Screenshot — events.csv output

Replace with: events.csv showing APPEARED, PACKAGED, EXITED events with timestamps

Several approaches were tried and reverted. Each failure taught me something about where the real constraint actually lived.

Rejected

ByteTrack (model.track())

Loses track IDs when frames are skipped. With 0.25s sampling intervals, ByteTrack generated 84+ track IDs for ~15 physical stacks. The ID discontinuity between sampled frames is fundamental — not a tuning problem.

Reverted

Class lock after PACKAGED event

Once a PACKAGED event fired, lock the track's class_id permanently. This caused overcounting: brief false PACKAGED events on unbagged stacks permanently marked them as bags. Workers shifting a stack to the table edge triggered immediate removal and re-detection as a new track.

Reverted

Immediate removal on ROI exit

Remove tracks the moment their centroid leaves the ROI polygon. Caused double counting: if a worker shifts a bag to the edge, the track is removed and counted — then when the bag comes back into frame, a new track is created and counted again.

Reverted

Count on PACKAGED event alone (regardless of final class_id)

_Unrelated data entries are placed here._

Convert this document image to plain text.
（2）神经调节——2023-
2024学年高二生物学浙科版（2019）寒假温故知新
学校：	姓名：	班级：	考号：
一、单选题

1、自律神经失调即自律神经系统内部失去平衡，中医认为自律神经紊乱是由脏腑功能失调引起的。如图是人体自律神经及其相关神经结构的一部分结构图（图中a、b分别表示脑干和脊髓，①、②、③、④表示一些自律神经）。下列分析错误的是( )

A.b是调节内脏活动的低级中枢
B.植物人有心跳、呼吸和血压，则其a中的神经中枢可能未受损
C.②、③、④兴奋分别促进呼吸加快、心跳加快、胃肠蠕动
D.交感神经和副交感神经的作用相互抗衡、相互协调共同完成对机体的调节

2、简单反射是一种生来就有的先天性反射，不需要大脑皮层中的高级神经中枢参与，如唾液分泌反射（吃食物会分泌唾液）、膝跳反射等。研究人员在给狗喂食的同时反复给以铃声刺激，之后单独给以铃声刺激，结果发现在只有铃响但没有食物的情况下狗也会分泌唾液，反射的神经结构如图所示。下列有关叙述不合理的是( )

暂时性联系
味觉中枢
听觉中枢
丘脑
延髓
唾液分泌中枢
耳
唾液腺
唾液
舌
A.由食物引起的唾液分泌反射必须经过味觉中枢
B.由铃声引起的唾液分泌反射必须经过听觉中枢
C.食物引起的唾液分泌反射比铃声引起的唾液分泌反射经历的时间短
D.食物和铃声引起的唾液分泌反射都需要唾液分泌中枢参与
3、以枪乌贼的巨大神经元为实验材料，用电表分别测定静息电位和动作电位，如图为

Recovered some missed bags where class_id reverted post-packaging. But also counted pre-existing bags that oscillated between classes without real packaging. Net effect: went from 17 → 20 on the April 18 clip. Reverted.

The honest conclusion: the remaining accuracy gap (~2 bags per session) is a model consistency problem, not a tracking logic problem. More diverse training data — specifically footage from high-volume days where larger stacks and faster packaging are common — is the right fix. Tuning the tracker further risks overfitting to one day’s footage.

The system runs on a dedicated Windows gaming PC (RTX 5060 Ti, 16GB VRAM) permanently installed at the store. Inference runs at 2–5 ms per sampled frame — fast enough to run in real time on the live RTSP stream. On the April 18 baseline clip (15 bags, manually verified), the system counts correctly within ±2 bags.

Validation mAP50
91.7%
bagged_stack mAP
88.4%
tortilla_stack mAP
95.1%
Apr 18 baseline
15/15 bags
Typical overcount
±2 bags
Root cause
Track splitting in bursts

The system is honest about what it doesn’t know. During busy packaging bursts, bounding box instability causes the tracker to occasionally split one physical bag into two tracks — both get counted. This is documented in the roadmap and will be addressed by retraining on April 19 footage (larger stacks, faster packaging), not by patching the tracker.

01

Retrain on April 19 footage

Label ~100 frames from a high-volume day with larger stacks and faster packaging. Expected to close the remaining accuracy gap.

02

Live RTSP integration

Wrap the script in a session manager with auto-reconnect on camera disconnect, start/stop controls, and daily summary JSON output.

03

Dashboard integration

Connect events.csv output to La Mano Dashboard so daily counts update automatically. Already partially built — see project 02.